Assim, bacias industriais e de logística, a construção civil e o comércio grossista, surgem como gatilhos de difusão do fenómeno. Se tomarmos como exemplo o recente crescimento de casos em Lisboa e Vale do Tejo, vemos a relação com as atividades que envolvem mobilidade de trabalhadores. É o caso da construção civil, onde a subcontratação de pequenas e médias empresas traz trabalhadores de várias origens geográficas a um mesmo local, ou da atividade grossista e agrícola, com o recrutamento de migrantes, sem contrato a termo e que residem em coabitação em condições de habitabilidade precária. Ora numa semana, desenvolvem atividade num local, ora noutra semana, transferem-se para outro local, gerando uma aleatoriedade crescente no padrão de contágio, catalisado em casa com contatos familiares ou com elementos com quem coabitam, que iniciam novos clusters de contágio.
Por contraponto positivo, vemos que a definição de Planos de Contingência nos lares de idosos, afigurou-se eficaz, assistindo-se a uma estabilização dos contágios nestes lugares.
A presente evolução permite confirmar a relação com as características demográficas e socioeconómicas dos territórios. Portugal iniciou o desconfinamento a 4/05/2020 com um plano gradual de retoma de atividades (2ª fase - 18/05 e 3ª fase - 1/06) mas o padrão diferenciado de velocidade de propagação, evidencia a dificuldade em encontrar uma linearidade no fenómeno, limitando a definição de cenários futuros.

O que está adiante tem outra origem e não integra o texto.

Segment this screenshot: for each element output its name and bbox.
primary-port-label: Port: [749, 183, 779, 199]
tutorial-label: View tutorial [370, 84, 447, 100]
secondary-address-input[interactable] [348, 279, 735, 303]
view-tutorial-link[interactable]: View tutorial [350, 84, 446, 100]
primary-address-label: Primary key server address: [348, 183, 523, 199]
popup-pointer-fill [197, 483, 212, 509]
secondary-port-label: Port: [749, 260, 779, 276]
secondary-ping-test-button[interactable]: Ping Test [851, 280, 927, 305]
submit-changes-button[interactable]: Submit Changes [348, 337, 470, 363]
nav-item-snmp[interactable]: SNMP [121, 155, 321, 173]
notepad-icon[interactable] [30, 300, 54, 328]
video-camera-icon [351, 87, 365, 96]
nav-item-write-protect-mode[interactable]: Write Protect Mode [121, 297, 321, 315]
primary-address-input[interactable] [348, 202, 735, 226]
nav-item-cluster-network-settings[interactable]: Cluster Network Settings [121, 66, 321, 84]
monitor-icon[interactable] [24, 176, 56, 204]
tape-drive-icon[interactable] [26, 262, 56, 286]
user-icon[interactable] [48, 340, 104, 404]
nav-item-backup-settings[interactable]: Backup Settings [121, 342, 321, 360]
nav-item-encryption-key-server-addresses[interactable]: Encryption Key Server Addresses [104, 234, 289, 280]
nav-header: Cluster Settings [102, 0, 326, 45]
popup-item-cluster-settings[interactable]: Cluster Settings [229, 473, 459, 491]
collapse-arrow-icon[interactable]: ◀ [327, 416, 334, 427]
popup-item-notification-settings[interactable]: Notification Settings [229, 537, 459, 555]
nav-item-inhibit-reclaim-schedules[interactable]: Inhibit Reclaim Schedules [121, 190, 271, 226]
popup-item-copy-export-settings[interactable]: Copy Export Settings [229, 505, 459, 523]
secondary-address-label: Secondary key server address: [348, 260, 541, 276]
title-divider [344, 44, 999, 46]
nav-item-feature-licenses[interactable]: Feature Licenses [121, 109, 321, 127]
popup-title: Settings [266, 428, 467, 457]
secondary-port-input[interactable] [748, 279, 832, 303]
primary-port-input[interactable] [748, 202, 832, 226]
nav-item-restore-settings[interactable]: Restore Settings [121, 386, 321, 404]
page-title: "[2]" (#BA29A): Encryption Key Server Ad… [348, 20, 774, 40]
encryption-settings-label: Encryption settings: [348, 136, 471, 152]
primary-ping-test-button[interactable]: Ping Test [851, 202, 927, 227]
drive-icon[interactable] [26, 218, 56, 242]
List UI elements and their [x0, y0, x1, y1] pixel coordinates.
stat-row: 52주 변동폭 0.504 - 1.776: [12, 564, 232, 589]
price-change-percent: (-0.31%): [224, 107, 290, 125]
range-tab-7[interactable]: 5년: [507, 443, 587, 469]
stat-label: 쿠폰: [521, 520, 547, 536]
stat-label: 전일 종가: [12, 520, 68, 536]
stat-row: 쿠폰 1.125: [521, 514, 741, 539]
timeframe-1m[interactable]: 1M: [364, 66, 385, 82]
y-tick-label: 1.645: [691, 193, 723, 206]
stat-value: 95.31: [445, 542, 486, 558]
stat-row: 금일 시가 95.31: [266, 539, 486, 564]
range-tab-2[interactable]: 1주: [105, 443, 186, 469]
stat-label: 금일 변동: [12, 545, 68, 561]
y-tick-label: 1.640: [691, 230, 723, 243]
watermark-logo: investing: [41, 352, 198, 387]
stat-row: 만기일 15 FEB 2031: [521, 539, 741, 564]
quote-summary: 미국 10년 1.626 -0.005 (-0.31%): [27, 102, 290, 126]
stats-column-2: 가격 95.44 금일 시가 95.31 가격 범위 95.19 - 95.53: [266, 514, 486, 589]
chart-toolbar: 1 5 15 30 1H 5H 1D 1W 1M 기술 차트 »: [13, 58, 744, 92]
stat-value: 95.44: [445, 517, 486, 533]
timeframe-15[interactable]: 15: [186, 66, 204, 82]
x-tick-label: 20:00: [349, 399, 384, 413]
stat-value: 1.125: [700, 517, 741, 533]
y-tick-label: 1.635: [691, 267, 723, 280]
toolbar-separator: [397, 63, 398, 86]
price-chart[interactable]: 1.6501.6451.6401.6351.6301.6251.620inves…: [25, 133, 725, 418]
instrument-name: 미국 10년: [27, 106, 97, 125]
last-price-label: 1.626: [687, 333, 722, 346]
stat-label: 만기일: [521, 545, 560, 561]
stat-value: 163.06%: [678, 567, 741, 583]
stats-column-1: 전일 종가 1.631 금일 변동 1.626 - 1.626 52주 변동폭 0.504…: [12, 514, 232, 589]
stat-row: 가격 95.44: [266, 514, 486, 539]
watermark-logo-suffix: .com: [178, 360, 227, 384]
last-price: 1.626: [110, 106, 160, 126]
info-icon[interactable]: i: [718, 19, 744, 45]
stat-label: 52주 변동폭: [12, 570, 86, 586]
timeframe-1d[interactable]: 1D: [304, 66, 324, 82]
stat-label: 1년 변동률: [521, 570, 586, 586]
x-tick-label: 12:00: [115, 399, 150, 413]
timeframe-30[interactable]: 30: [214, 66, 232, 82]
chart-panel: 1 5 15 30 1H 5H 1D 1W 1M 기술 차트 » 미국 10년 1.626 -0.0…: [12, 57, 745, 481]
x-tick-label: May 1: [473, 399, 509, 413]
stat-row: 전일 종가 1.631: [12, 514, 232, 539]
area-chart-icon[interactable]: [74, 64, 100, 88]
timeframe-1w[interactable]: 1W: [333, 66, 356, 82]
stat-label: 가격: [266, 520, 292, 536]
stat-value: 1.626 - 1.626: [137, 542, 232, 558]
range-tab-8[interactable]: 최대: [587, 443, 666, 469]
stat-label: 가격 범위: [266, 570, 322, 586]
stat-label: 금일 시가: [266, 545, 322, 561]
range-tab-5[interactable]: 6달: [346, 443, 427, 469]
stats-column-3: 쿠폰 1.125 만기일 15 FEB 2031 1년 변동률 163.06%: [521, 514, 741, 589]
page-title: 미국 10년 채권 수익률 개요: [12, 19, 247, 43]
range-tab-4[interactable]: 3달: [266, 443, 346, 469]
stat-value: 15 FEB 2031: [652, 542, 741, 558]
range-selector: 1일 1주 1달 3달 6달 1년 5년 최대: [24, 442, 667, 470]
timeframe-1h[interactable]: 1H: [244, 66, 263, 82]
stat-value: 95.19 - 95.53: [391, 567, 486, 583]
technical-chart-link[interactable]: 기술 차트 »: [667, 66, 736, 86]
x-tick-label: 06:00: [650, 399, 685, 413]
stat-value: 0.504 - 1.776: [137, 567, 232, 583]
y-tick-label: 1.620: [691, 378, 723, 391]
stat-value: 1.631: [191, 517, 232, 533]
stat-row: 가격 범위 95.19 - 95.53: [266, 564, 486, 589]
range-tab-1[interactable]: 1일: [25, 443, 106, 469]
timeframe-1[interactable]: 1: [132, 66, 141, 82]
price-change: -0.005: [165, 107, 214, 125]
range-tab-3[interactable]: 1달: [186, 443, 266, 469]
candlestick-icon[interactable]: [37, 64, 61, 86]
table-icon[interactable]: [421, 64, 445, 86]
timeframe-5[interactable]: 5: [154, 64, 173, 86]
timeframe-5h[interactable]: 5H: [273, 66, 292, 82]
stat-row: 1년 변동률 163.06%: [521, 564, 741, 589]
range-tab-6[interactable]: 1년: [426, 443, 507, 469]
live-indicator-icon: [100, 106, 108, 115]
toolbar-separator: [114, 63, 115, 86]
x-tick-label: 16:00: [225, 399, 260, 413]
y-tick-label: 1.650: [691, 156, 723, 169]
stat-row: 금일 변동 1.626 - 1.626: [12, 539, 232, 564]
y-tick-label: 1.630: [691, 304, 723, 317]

Neste contexto, a efetivação da ação de testar é fundamental para encontrar os clusters e limitá-los, uma vez que estratégias de confinamento total serão difíceis de voltar a implementar, pelas nefastas consequências económicas e sociais que arrastam. Volvidos os primeiros 100 dias, Portugal encontrou “tempo” para os serviços de saúde se prepararem para eventuais momentos de futura pressão. As interrogações são muitas, constituindo um enorme desafio, ultrapassar a pandemia e ao mesmo tempo, atenuar as vulnerabilidades sociais que esta expôs.